Malaysian government puts premium on office air quality and cleanliness, extends tax rebate
Malaysian Health Minister Khairy Jamaluddin has reminded employers to provide improved ventilation in their workplaces in cases of physical meetings.
"Employers: If you need to call for physical meetings, make sure you have improved ventilation in your office," he said in a tweet.
"You can qualify for a tax deduction for upgrading your office ventilation system," he added.
According to the minister, employers may avail the avail tax deduction of up to MYR300,000 for upgrading their office ventilation system, a benefit that he said has been extended until the end of 2022.

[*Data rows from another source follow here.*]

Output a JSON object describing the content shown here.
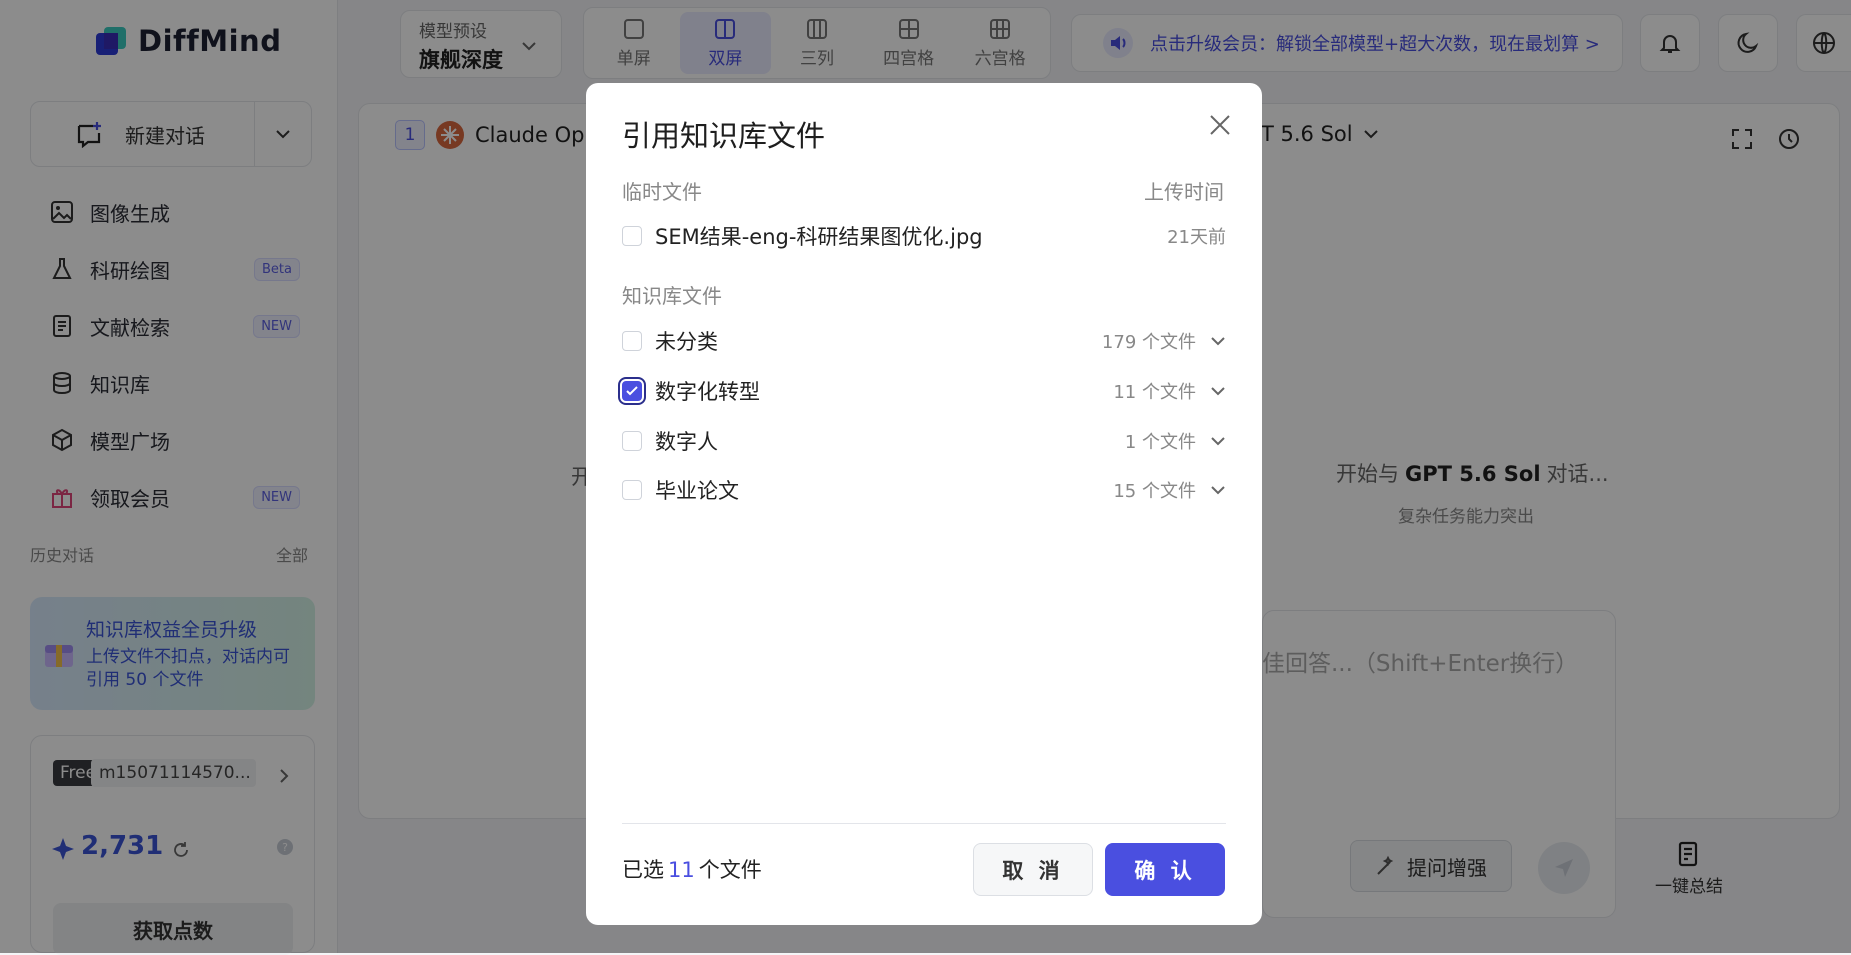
{
  "app": {
    "name": "DiffMind"
  },
  "sidebar": {
    "new_chat": "新建对话",
    "items": [
      {
        "label": "图像生成",
        "icon": "image-icon",
        "badge": ""
      },
      {
        "label": "科研绘图",
        "icon": "flask-icon",
        "badge": "Beta"
      },
      {
        "label": "文献检索",
        "icon": "document-icon",
        "badge": "NEW"
      },
      {
        "label": "知识库",
        "icon": "database-icon",
        "badge": ""
      },
      {
        "label": "模型广场",
        "icon": "cube-icon",
        "badge": ""
      },
      {
        "label": "领取会员",
        "icon": "gift-icon",
        "badge": "NEW"
      }
    ],
    "history_label": "历史对话",
    "history_all": "全部",
    "promo": {
      "title": "知识库权益全员升级",
      "line1": "上传文件不扣点，对话内可",
      "line2": "引用 50 个文件"
    },
    "user": {
      "plan": "Free",
      "name": "m15071114570...",
      "points": "2,731",
      "get_points": "获取点数"
    }
  },
  "topbar": {
    "preset_label": "模型预设",
    "preset_value": "旗舰深度",
    "layouts": [
      "单屏",
      "双屏",
      "三列",
      "四宫格",
      "六宫格"
    ],
    "active_layout": 1,
    "banner": "点击升级会员：解锁全部模型+超大次数，现在最划算 >"
  },
  "panels": {
    "left": {
      "index": "1",
      "model": "Claude Opu"
    },
    "right": {
      "model": "T 5.6 Sol",
      "start_prefix": "开",
      "start_text_a": "开始与",
      "start_model": "GPT 5.6 Sol",
      "start_text_b": "对话...",
      "sub": "复杂任务能力突出"
    },
    "input_placeholder": "佳回答...（Shift+Enter换行）",
    "enhance": "提问增强",
    "summary": "一键总结"
  },
  "modal": {
    "title": "引用知识库文件",
    "temp_section": "临时文件",
    "upload_time": "上传时间",
    "temp_files": [
      {
        "name": "SEM结果-eng-科研结果图优化.jpg",
        "time": "21天前",
        "checked": false
      }
    ],
    "kb_section": "知识库文件",
    "kb_folders": [
      {
        "name": "未分类",
        "count": "179 个文件",
        "checked": false
      },
      {
        "name": "数字化转型",
        "count": "11 个文件",
        "checked": true
      },
      {
        "name": "数字人",
        "count": "1 个文件",
        "checked": false
      },
      {
        "name": "毕业论文",
        "count": "15 个文件",
        "checked": false
      }
    ],
    "selected_prefix": "已选",
    "selected_count": "11",
    "selected_suffix": "个文件",
    "cancel": "取 消",
    "confirm": "确 认"
  },
  "colors": {
    "accent": "#4a4fe0",
    "overlay": "rgba(0,0,0,0.45)"
  }
}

The benefit was first introduced in the 2021 budget between March 1 and December 31 of last year, according to a report from Channel News Asia.
The minister previously urged employers to come up with flexible working arrangements for staff and provide them with "high-quality" masks and tests.
"I think we should encourage people to go for high-quality masks, either N95 or the KF94 that I'm wearing, or use the cloth mask with a surgical mask underneath, that is still okay," said Khairy as quoted by Code Blue.
In terms of flexible working arrangements, the minister recommended remote work or having rotations among employees on-site to minimise the impact of the Omicron variant in the country.
According to Khairy, it will reduce mobility over the next few weeks and will help the government have more control over the Omicron situation.
A survey from Savills Malaysia late last year revealed that 81% of Malaysians still believe that office is still a necessity for a company to operate successfully.
Inside the physical office, majority of the employees said that they value air quality and cleanliness while on site.
"This underlines that should an organisation in Malaysia wish to adopt agile working arrangements, these are some of the areas that need to be addressed and incorporated in their engagement exercise," the report read.
The same study revealed that 45% of Malaysians want to work remotely between two and three days, while choices of pure office work and pure remote work are preferred by about 15% of respondents each.